Defalarca söylendi. Bir kez daha söylenmesinde beis yok. Devlet aklı, bu yol ayrımında bir tercihte bulundu. Kriz algısını kuşandı ve merkezileşme eğilimlerini güçlendirdi. Yani Sayın Öcalan’ın görüşüyle ifade edersek, demokratik eğilimlere ivme katıp yeni bir cumhuriyet kurmak yerine, devletçi eğilimlere meyledip köhne cumhuriyeti kılıç zoruyla sürdürmeye çalıştı.
Bir düşünür mealen “egemenlik öyle büyük bir iddiadır ki, tanımayanı olunca pek az anlam ifade eder” demişti. 2015’te kurulan devlet içi yeni ittifaklar, gelişen yeni devlet aklı deyim yerindeyse bir ayağı çukurda ilerledi. Egemenlik iddiasını bütün tuşlara basarak, her türlü siyasal, iktisadi, toplumsal maliyeti göğüsleyerek hayata geçirmeye çalıştı ama çatlaklardan hep mücadele ve itirazlar yükseldi. Her halükârda insani bedeli büyük olan, kimi zaman cılız kimi zaman örtük de olsa sosyolojik değişimle tetiklenen bir itiraz bu büyük egemenlik iddiasını az anlam ifade eder hale getirdi.
Geldiğimiz aşama itibariyle, kriz algısıyla yöneldikleri yolun sonu görünmeye başladı. Bunun birkaç göstergesini sıralarsak, ilk başa Cumhurbaşkanlığı Hükümet Sistemi denen yönetim mimarisini koyabiliriz. Bu sistem sadece toplumdan rıza üretme sorunu yaşamıyor, aynı zamanda toplumu, sürekli yönetebilir bir sistematik mekanizmaya sahip olamama gerçeğiyle karşı karşıya bırakıyor. Bir kişiye bu kadar yetkinin verildiği bir sistemin yaşama şansı olmadığı görülüyor. Bir diğer neden, 2015’te merkezileşme eğiliminin temel sebebi olan Kürt meselesini tamamen bastırma amacının gerçekleşmemiş olmasıdır. Cumhuriyetin kuruluş döneminden feyz aldığı belli olan bu amaç, yüz yıl sonranın değişen şartlarını yeterince kavrayamamış görünüyor. Bir diğer neden ekonomik krizin derinleşerek bir birikim ve toplumsal ayrışma pratiği üretmesidir. Son olarak bir neden daha sayarsak, toplumsal ve kurumsal çürümenin artık gizlenemeyecek düzeye gelmesidir.
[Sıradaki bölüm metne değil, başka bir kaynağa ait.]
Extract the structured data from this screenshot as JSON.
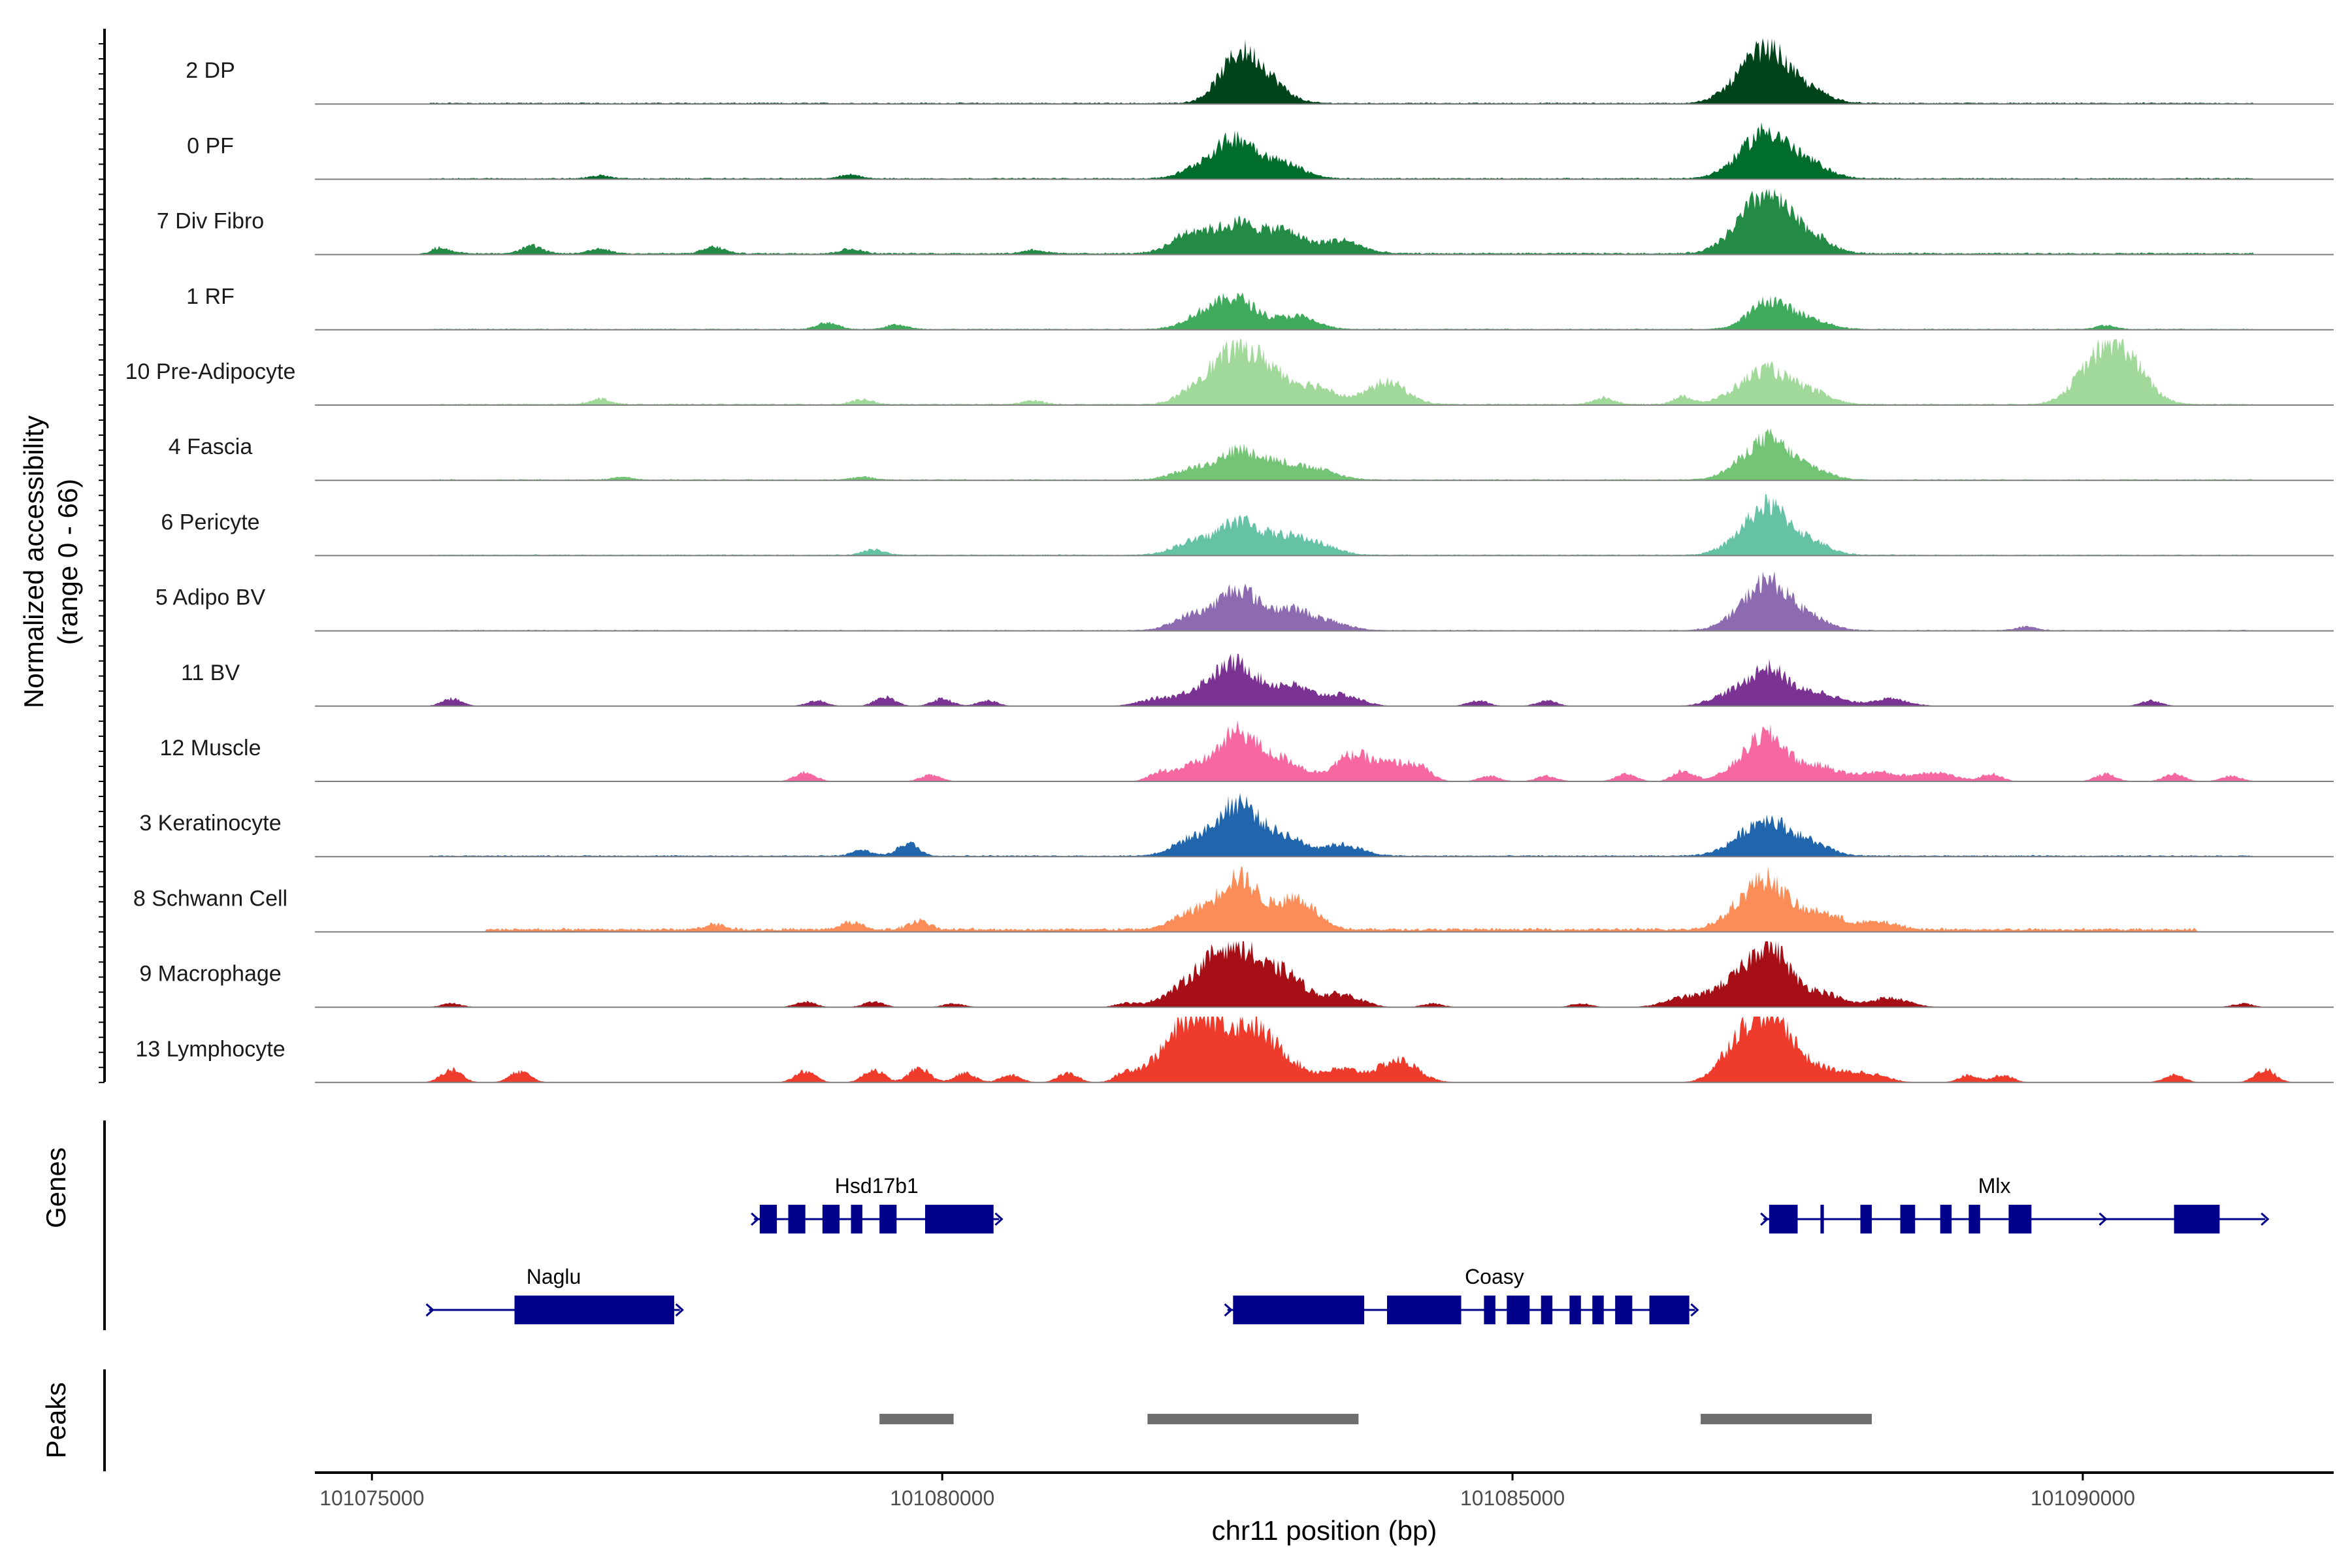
{
  "chart_data": {
    "type": "area",
    "title": "",
    "ylabel_line1": "Normalized accessibility",
    "ylabel_line2": "(range 0 - 66)",
    "y_range": [
      0,
      66
    ],
    "xlabel": "chr11 position (bp)",
    "xlim": [
      101074500,
      101092200
    ],
    "xticks": [
      101075000,
      101080000,
      101085000,
      101090000
    ],
    "xtick_labels": [
      "101075000",
      "101080000",
      "101085000",
      "101090000"
    ],
    "genes_label": "Genes",
    "peaks_label": "Peaks",
    "tracks": [
      {
        "name": "2 DP",
        "color": "#00441b",
        "peaks": [
          [
            101082600,
            48
          ],
          [
            101082850,
            20
          ],
          [
            101087000,
            18
          ],
          [
            101087250,
            52
          ],
          [
            101087600,
            14
          ]
        ],
        "noise": [
          [
            101075500,
            101091500,
            1.5
          ]
        ],
        "bumps": []
      },
      {
        "name": "0 PF",
        "color": "#006d2c",
        "peaks": [
          [
            101082300,
            14
          ],
          [
            101082600,
            40
          ],
          [
            101083000,
            16
          ],
          [
            101087000,
            14
          ],
          [
            101087250,
            45
          ],
          [
            101087600,
            16
          ]
        ],
        "noise": [
          [
            101075500,
            101091500,
            1.5
          ]
        ],
        "bumps": [
          [
            101079200,
            4
          ],
          [
            101077000,
            3
          ]
        ]
      },
      {
        "name": "7 Div Fibro",
        "color": "#238b45",
        "peaks": [
          [
            101082200,
            24
          ],
          [
            101082600,
            30
          ],
          [
            101083000,
            24
          ],
          [
            101083500,
            14
          ],
          [
            101087000,
            20
          ],
          [
            101087250,
            55
          ],
          [
            101087600,
            20
          ]
        ],
        "noise": [
          [
            101075500,
            101091500,
            2
          ]
        ],
        "bumps": [
          [
            101075600,
            6
          ],
          [
            101076400,
            8
          ],
          [
            101077000,
            5
          ],
          [
            101078000,
            7
          ],
          [
            101079200,
            5
          ],
          [
            101080800,
            4
          ]
        ]
      },
      {
        "name": "1 RF",
        "color": "#41ab5d",
        "peaks": [
          [
            101082300,
            16
          ],
          [
            101082600,
            30
          ],
          [
            101083100,
            14
          ],
          [
            101087250,
            30
          ],
          [
            101087600,
            10
          ]
        ],
        "noise": [
          [
            101075500,
            101091500,
            1.2
          ]
        ],
        "bumps": [
          [
            101079000,
            7
          ],
          [
            101079600,
            5
          ],
          [
            101090200,
            4
          ]
        ]
      },
      {
        "name": "10 Pre-Adipocyte",
        "color": "#a1d99b",
        "peaks": [
          [
            101082300,
            24
          ],
          [
            101082600,
            50
          ],
          [
            101082900,
            30
          ],
          [
            101083300,
            18
          ],
          [
            101083900,
            24
          ],
          [
            101087000,
            12
          ],
          [
            101087250,
            32
          ],
          [
            101087600,
            14
          ],
          [
            101090050,
            28
          ],
          [
            101090300,
            50
          ],
          [
            101090500,
            14
          ]
        ],
        "noise": [
          [
            101075500,
            101091500,
            1.5
          ]
        ],
        "bumps": [
          [
            101077000,
            6
          ],
          [
            101079300,
            5
          ],
          [
            101080800,
            4
          ],
          [
            101085800,
            7
          ],
          [
            101086500,
            8
          ]
        ]
      },
      {
        "name": "4 Fascia",
        "color": "#74c476",
        "peaks": [
          [
            101082200,
            12
          ],
          [
            101082600,
            30
          ],
          [
            101082950,
            16
          ],
          [
            101083300,
            10
          ],
          [
            101087000,
            10
          ],
          [
            101087250,
            40
          ],
          [
            101087600,
            12
          ]
        ],
        "noise": [
          [
            101075500,
            101091500,
            1.2
          ]
        ],
        "bumps": [
          [
            101077200,
            3
          ],
          [
            101079300,
            3
          ]
        ]
      },
      {
        "name": "6 Pericyte",
        "color": "#66c2a4",
        "peaks": [
          [
            101082200,
            14
          ],
          [
            101082600,
            36
          ],
          [
            101083000,
            18
          ],
          [
            101083300,
            10
          ],
          [
            101087000,
            12
          ],
          [
            101087250,
            48
          ],
          [
            101087600,
            14
          ]
        ],
        "noise": [
          [
            101075500,
            101091500,
            1.2
          ]
        ],
        "bumps": [
          [
            101079400,
            6
          ]
        ]
      },
      {
        "name": "5 Adipo BV",
        "color": "#8c6bb1",
        "peaks": [
          [
            101082200,
            16
          ],
          [
            101082600,
            44
          ],
          [
            101083050,
            22
          ],
          [
            101083400,
            8
          ],
          [
            101087000,
            12
          ],
          [
            101087250,
            48
          ],
          [
            101087600,
            14
          ]
        ],
        "noise": [
          [
            101075500,
            101091500,
            1
          ]
        ],
        "bumps": [
          [
            101089500,
            4
          ]
        ]
      },
      {
        "name": "11 BV",
        "color": "#7a3393",
        "peaks": [
          [
            101081900,
            8
          ],
          [
            101082300,
            18
          ],
          [
            101082600,
            42
          ],
          [
            101083050,
            22
          ],
          [
            101083500,
            12
          ],
          [
            101086900,
            12
          ],
          [
            101087250,
            40
          ],
          [
            101087700,
            14
          ],
          [
            101088300,
            8
          ]
        ],
        "noise": [],
        "bumps": [
          [
            101075700,
            8
          ],
          [
            101078900,
            6
          ],
          [
            101079500,
            10
          ],
          [
            101080000,
            8
          ],
          [
            101080400,
            6
          ],
          [
            101084700,
            6
          ],
          [
            101085300,
            6
          ],
          [
            101090600,
            6
          ]
        ]
      },
      {
        "name": "12 Muscle",
        "color": "#f768a1",
        "peaks": [
          [
            101082200,
            16
          ],
          [
            101082600,
            52
          ],
          [
            101083000,
            22
          ],
          [
            101083600,
            28
          ],
          [
            101084000,
            18
          ],
          [
            101087000,
            12
          ],
          [
            101087250,
            46
          ],
          [
            101087700,
            16
          ],
          [
            101088200,
            10
          ],
          [
            101088700,
            10
          ]
        ],
        "noise": [],
        "bumps": [
          [
            101078800,
            10
          ],
          [
            101079900,
            7
          ],
          [
            101081900,
            8
          ],
          [
            101084200,
            8
          ],
          [
            101084800,
            6
          ],
          [
            101085300,
            6
          ],
          [
            101086000,
            8
          ],
          [
            101086500,
            12
          ],
          [
            101089200,
            8
          ],
          [
            101090200,
            8
          ],
          [
            101090800,
            8
          ],
          [
            101091300,
            6
          ]
        ]
      },
      {
        "name": "3 Keratinocyte",
        "color": "#2166ac",
        "peaks": [
          [
            101082200,
            18
          ],
          [
            101082600,
            56
          ],
          [
            101083000,
            20
          ],
          [
            101083500,
            12
          ],
          [
            101087000,
            12
          ],
          [
            101087250,
            34
          ],
          [
            101087600,
            14
          ]
        ],
        "noise": [
          [
            101075500,
            101091500,
            1.5
          ]
        ],
        "bumps": [
          [
            101079700,
            14
          ],
          [
            101079300,
            6
          ]
        ]
      },
      {
        "name": "8 Schwann Cell",
        "color": "#fc8d59",
        "peaks": [
          [
            101082200,
            18
          ],
          [
            101082600,
            56
          ],
          [
            101083100,
            34
          ],
          [
            101087000,
            18
          ],
          [
            101087250,
            48
          ],
          [
            101087700,
            18
          ],
          [
            101088200,
            8
          ]
        ],
        "noise": [
          [
            101076000,
            101091000,
            4
          ]
        ],
        "bumps": [
          [
            101078000,
            6
          ],
          [
            101079200,
            8
          ],
          [
            101079800,
            10
          ]
        ]
      },
      {
        "name": "9 Macrophage",
        "color": "#a50f15",
        "peaks": [
          [
            101082000,
            10
          ],
          [
            101082300,
            34
          ],
          [
            101082600,
            60
          ],
          [
            101083000,
            36
          ],
          [
            101083500,
            14
          ],
          [
            101086500,
            10
          ],
          [
            101086900,
            22
          ],
          [
            101087250,
            66
          ],
          [
            101087700,
            16
          ],
          [
            101088300,
            10
          ]
        ],
        "noise": [],
        "bumps": [
          [
            101075700,
            4
          ],
          [
            101078800,
            6
          ],
          [
            101079400,
            6
          ],
          [
            101080100,
            4
          ],
          [
            101081600,
            4
          ],
          [
            101084300,
            4
          ],
          [
            101085600,
            4
          ],
          [
            101091400,
            4
          ]
        ]
      },
      {
        "name": "13 Lymphocyte",
        "color": "#ef3b2c",
        "peaks": [
          [
            101081900,
            20
          ],
          [
            101082200,
            58
          ],
          [
            101082400,
            30
          ],
          [
            101082700,
            52
          ],
          [
            101083000,
            22
          ],
          [
            101083500,
            14
          ],
          [
            101084000,
            24
          ],
          [
            101087000,
            44
          ],
          [
            101087300,
            66
          ],
          [
            101087700,
            14
          ],
          [
            101088100,
            10
          ]
        ],
        "noise": [],
        "bumps": [
          [
            101075700,
            14
          ],
          [
            101076300,
            12
          ],
          [
            101078800,
            12
          ],
          [
            101079400,
            14
          ],
          [
            101079800,
            16
          ],
          [
            101080200,
            10
          ],
          [
            101080600,
            8
          ],
          [
            101081100,
            10
          ],
          [
            101081600,
            8
          ],
          [
            101089000,
            8
          ],
          [
            101089300,
            8
          ],
          [
            101090800,
            8
          ],
          [
            101091600,
            14
          ]
        ]
      }
    ],
    "genes": [
      {
        "name": "Hsd17b1",
        "row": 1,
        "start": 101078350,
        "end": 101080500,
        "strand": "+",
        "exons": [
          [
            101078400,
            101078550
          ],
          [
            101078650,
            101078800
          ],
          [
            101078950,
            101079100
          ],
          [
            101079200,
            101079300
          ],
          [
            101079450,
            101079600
          ],
          [
            101079850,
            101080450
          ]
        ]
      },
      {
        "name": "Mlx",
        "row": 1,
        "start": 101087200,
        "end": 101091600,
        "strand": "+",
        "exons": [
          [
            101087250,
            101087500
          ],
          [
            101087700,
            101087730
          ],
          [
            101088050,
            101088150
          ],
          [
            101088400,
            101088530
          ],
          [
            101088750,
            101088850
          ],
          [
            101089000,
            101089100
          ],
          [
            101089350,
            101089550
          ],
          [
            101090800,
            101091200
          ]
        ]
      },
      {
        "name": "Naglu",
        "row": 2,
        "start": 101075500,
        "end": 101077700,
        "strand": "+",
        "exons": [
          [
            101076250,
            101077650
          ]
        ]
      },
      {
        "name": "Coasy",
        "row": 2,
        "start": 101082500,
        "end": 101086600,
        "strand": "+",
        "exons": [
          [
            101082550,
            101083700
          ],
          [
            101083900,
            101084550
          ],
          [
            101084750,
            101084850
          ],
          [
            101084950,
            101085150
          ],
          [
            101085250,
            101085350
          ],
          [
            101085500,
            101085600
          ],
          [
            101085700,
            101085800
          ],
          [
            101085900,
            101086050
          ],
          [
            101086200,
            101086550
          ]
        ]
      }
    ],
    "peaks": [
      [
        101079450,
        101080100
      ],
      [
        101081800,
        101083650
      ],
      [
        101086650,
        101088150
      ]
    ]
  }
}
Neticede ortaya çıkan tablo, küçük bir azınlığın refah içinde ve mutlu, büyük çoğunluğun ise sefalet içinde yaşamasıdır. Bu küçük azınlık ve siyasi iktidar ortaklığı artık kendi çıkarlarını genelin çıkarı olarak gösterme kapasitesini yitirmiştir. Ortaya çıkan tablonun bir parçası çete-mafya düzeninin kendini saklama gereği bile duymadan her gün halkın gözünün içine sokulmasıdır. Bu düzenin unsurları öyle güçlü hissediyorlar ki kendilerini artık her şeyi aleni yapmaya, magazinleştirmeye, popüler kültürün kendisi haline gelmeye çalışıyorlar.
Küresel politik ekonomideki gelişmeler, bölgesel gerilimler ve savaş kıvılcımının çakılması ile içerideki korkunç tablo hem 2015’te devreye konan Çöktürme Stratejisinin iflas ettiğini gösteriyor hem de bir yol ayrımının tekrar gündemde olduğuna işaret ediyor.
Bu kapsamda Türkiye’nin önünde iki yol var. Birincisi mevcut merkezileşme ve çöktürme denkleminde ısrarcı olarak büyük bir iflas ve çöküş yaşamaktır. Zerre aklı olan bir siyasi özne, iflas ve çöküşün kaçınılmaz olduğunu görür. İktisadi olmasa jeo-politik, jeo-politik olmasa kültürel-kurumsal-sosyolojik bir çöküş kaçınılmaz olarak gerçekleşecektir. İkincisi ise, Kürt meselesinin müzakereye dayalı çözümü ve Türkiye’nin demokratik çözümünü esas alan bir yolun rehber edilmesidir. Bu yolda yönetim sisteminin parlamenter veya başkanlık sistemi olması tartışmasından öteye taşan bir rejim tahayyülüne ve demokratik bir rejimin inşasına ihtiyaç vardır.